As Thursday came closer I was torn between wanting the baby to come or not. I really wanted to make it to the funeral, but also really really wanted the baby out. Keep in mind that I'm still contracting, and I'm very uncomfortable and in pain. Every night of this week was horrible. So, Thursday came and the baby was not here. I was really glad that I was able to go to the funeral. It was very special. I was glad I got to say goodbye. I also got to see some family that I hadn't seen for awhile. About ten or so that night contractions started getting closer and more painful. Jason and me debated on going in, but neither of us wanted to be sent home again. We even read in our books about labor to help us decide. I finally just decided to try to sleep about one in the morning. I woke up about four from a pain. I timed the contractions and decided to wake Jason up at 5:30 to tell him that I thought it was time. We called my Mom and got to the hospital about 6:30.

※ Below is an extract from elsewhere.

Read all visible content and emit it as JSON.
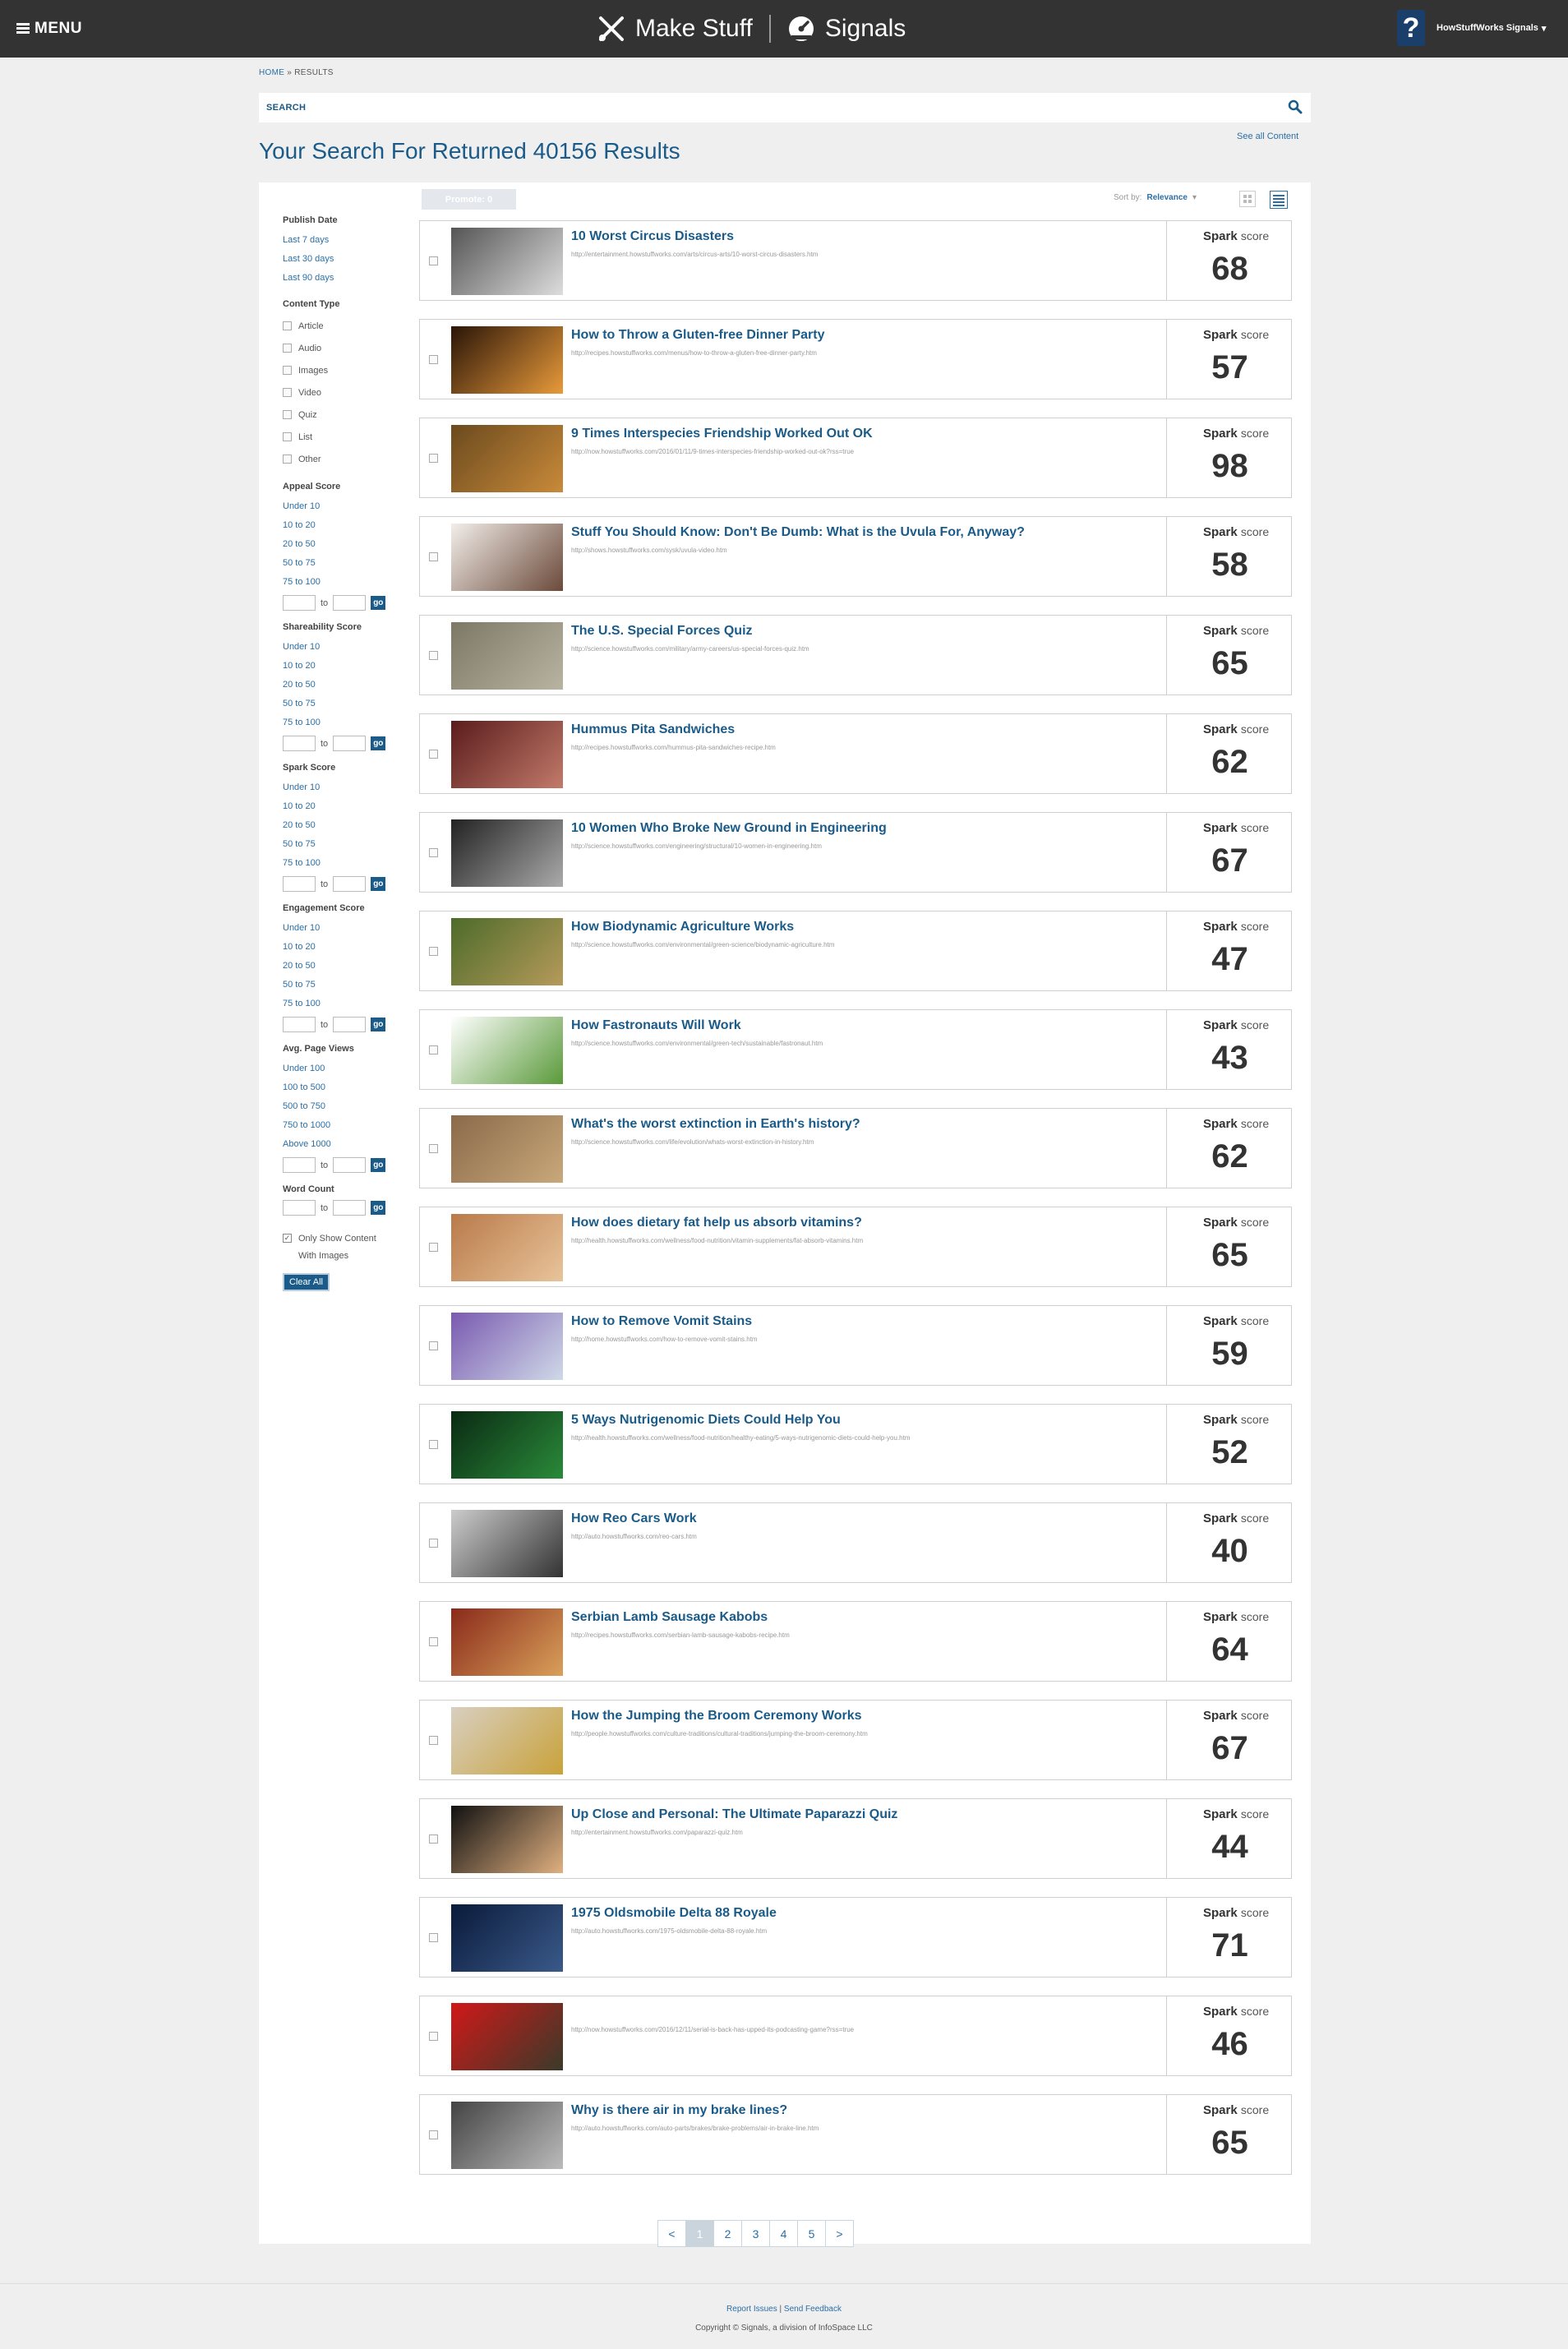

At the hospital we were finally told that I was in active labor. I was dilated to a 6. I had been debating on having an epidural during my whole pregnancy. I hated the way I reacted to the one with Donovan. I believed that I had to push for four hours with him because of it. I think we were there for about six hours before I finally decided to get one. It wasn't because of the contractions. I was dilated to an eight at this point and my water had been broken, and I was handling the contractions fine. It was talking to my doctor that swayed me. I've always been worried about the stitching up after without an epidural. I have a little fear of stitches for some reason. Not needles, just stitches specifically. My doctor said that for her, the stitching up after would be the reason for an epidural. So, I got one and immediately my contractions stopped. They gave me that drug that gets contractions going and we waited for almost another two hours for him to come. So, I still hate epidurals and just don't think they mix too well with my system. Maybe I won't chicken out the next time.
Dexter was born at exactly 2p.m. with about ten minutes of pushing. They put him on my chest, and I knew immediately that he was a big baby. He seemed so huge. He was 8lbs 6oz and 19 1/2 inches long (which we think is wrong).
I find it interesting that my contractions started the day my grandfather passed away, but I didn't go into labor until after the funeral. It's gone through my mind that, that is for a reason. Maybe my grandpa wanted me there. Maybe he wanted to spend some time with Dexter before he came to us. Who really knows, but it's a nice thought.